Die Tatsache, dass sich diese Angriffe auf Frauen bis zum heutigen Tag wiederholen, weist auf dramatische Weise auf die massiven Versäumnisse aller bisherigen Regierungen hin, geschlechtsspezifische Gewalt gegen Frauen und Diskriminierung gezielt und effektiv zu bekämpfen. Dabei stellt die Gewalt im Rahmen der Demonstrationen lediglich einen Ausschnitt dar. Eine Studie von UN-Women vom April 2013 zeigt, wie weit verbreitet das Problem in Ägypten ist. Darin geben 99,3 Prozent [sic!] der befragten Frauen an, bereits eine Form der sexuellen Belästigung im Alltag erlebt zu haben. Fast 60 Prozent wurden demnach bereits mindestens einmal Opfer physischer Übergriffe. Die Täter hingegen werden fast nie verurteilt. Stattdessen sehen sich Frauen, die Angriffe oder Belästigungen zur ­Anzeige bringen wollen, häufig mit gleichgültigen Beamten konfrontiert. Dass keine der politischen Kräfte und Parteien die Gewalt vorbehaltlos verurteilt hat, unterstreicht diese Haltung. Einige Parteien instrumentalisierten die Vorfälle sogar, um ihre Gegner zu diffamieren und zu "beweisen", dass es sich bei den Demonstranten der Gegenseite um Kriminelle handele. All dies belegt, dass es absolut unerlässlich ist, dass die ägyptischen Behörden endlich einen umfassenden Aktionsplan vorlegen, um die sexuelle Gewalt und Diskriminierung im Land zu bekämpfen.

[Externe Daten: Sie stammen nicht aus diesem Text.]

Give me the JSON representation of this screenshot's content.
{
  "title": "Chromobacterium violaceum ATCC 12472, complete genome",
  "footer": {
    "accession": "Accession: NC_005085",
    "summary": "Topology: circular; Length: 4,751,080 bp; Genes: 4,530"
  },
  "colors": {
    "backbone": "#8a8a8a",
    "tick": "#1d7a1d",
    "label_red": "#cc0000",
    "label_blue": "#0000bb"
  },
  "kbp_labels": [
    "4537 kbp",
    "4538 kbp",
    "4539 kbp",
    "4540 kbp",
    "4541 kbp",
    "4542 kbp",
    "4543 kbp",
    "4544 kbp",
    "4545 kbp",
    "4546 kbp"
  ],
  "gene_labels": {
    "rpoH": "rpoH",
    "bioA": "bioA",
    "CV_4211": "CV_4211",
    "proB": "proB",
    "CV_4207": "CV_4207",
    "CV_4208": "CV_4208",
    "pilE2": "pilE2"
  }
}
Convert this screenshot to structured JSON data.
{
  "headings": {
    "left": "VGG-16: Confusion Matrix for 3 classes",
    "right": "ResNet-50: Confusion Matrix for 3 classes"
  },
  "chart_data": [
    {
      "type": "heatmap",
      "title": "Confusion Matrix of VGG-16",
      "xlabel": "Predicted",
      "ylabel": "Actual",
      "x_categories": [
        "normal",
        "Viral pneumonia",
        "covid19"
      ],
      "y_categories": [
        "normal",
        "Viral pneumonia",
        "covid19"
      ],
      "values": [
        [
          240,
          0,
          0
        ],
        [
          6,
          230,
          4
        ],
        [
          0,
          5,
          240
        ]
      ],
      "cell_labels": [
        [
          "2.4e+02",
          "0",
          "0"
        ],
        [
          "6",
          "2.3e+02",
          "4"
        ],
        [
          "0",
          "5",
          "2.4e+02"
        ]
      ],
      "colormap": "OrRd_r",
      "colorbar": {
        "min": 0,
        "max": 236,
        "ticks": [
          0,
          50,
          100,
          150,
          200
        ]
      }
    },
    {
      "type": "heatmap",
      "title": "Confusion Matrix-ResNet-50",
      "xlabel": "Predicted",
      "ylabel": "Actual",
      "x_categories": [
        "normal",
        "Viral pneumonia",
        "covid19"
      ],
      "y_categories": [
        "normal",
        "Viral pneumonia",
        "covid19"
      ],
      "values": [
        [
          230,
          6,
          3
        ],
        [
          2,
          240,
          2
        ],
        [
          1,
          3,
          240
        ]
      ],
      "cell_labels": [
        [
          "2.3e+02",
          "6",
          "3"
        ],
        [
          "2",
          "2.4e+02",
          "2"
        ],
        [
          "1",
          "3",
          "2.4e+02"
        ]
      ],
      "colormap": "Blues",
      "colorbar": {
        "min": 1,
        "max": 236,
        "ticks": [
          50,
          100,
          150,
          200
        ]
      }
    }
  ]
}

Keine Versöhnung ohne Aufklärung
Die brutale Auflösung der Proteste und die hohen Opferzahlen lassen es als sehr unwahrscheinlich erscheinen, dass es bald zu einer politischen Lösung kommt. Um überhaupt eine realistische Chance für einen Versöhnungsprozess zu erhalten, müssen die ägyptischen Behörden die Gewalt gegen Demonstranten, Frauen und Minderheiten umfassend und unabhängig untersuchen und die Verantwortlichen zur Rechenschaft ziehen. Bisherige Untersuchungen durch die ägyptischen Behörden haben bislang jedoch nicht zur Aufklärung und Gerechtigkeit für die Opfer beigetragen. Menschenrechtsverletzungen, die durch Angehörige der Sicherheitskräfte verübt wurden, führten in der Vergangenheit fast nie zu Verurteilungen. Angesichts der angespannten Situation wäre eine transparente Untersuchung, deren Ergebnisse für alle Seiten nachvollziehbar sind und in deren Konsequenz die Verantwortlichen in fairen Verfahren angeklagt werden, zentral für einen Versöhnungsprozess.

Die bisherigen Kenntnisse über die eingeleiteten Untersuchungen der Gewalt durch die Generalstaatsanwaltschaft geben jedoch kaum Grund zur Hoffnung. Zwar wurden Angehörige der Sicherheitskräfte und des Militärs in Verbindung mit der jüngsten Gewalt gegen Demonstrierende vernommen. Kein einziger wurde jedoch verhaftet. Stattdessen wurden Hunderte Mursi-Unterstützer in Verbindung mit den Ausschreitungen festgenommen und mehrheitlich gegen Kautionszahlungen wieder freigelassen. Dass zudem der Notstand verhängt wurde, ist besorgniserregend, da bereits unter Husni Mubarak die staatlichen Stellen regelmäßig den Notstand dazu missbraucht hatten, um die Prinzipien der Rechtsstaatlichkeit auszuhöhlen und Menschenrechtsverletzungen in Straflosigkeit zu begehen.

Die Autorin ist Politikwissenschaftlerin und Ägypten-Expertin der ­deutschen Amnesty-Sektion.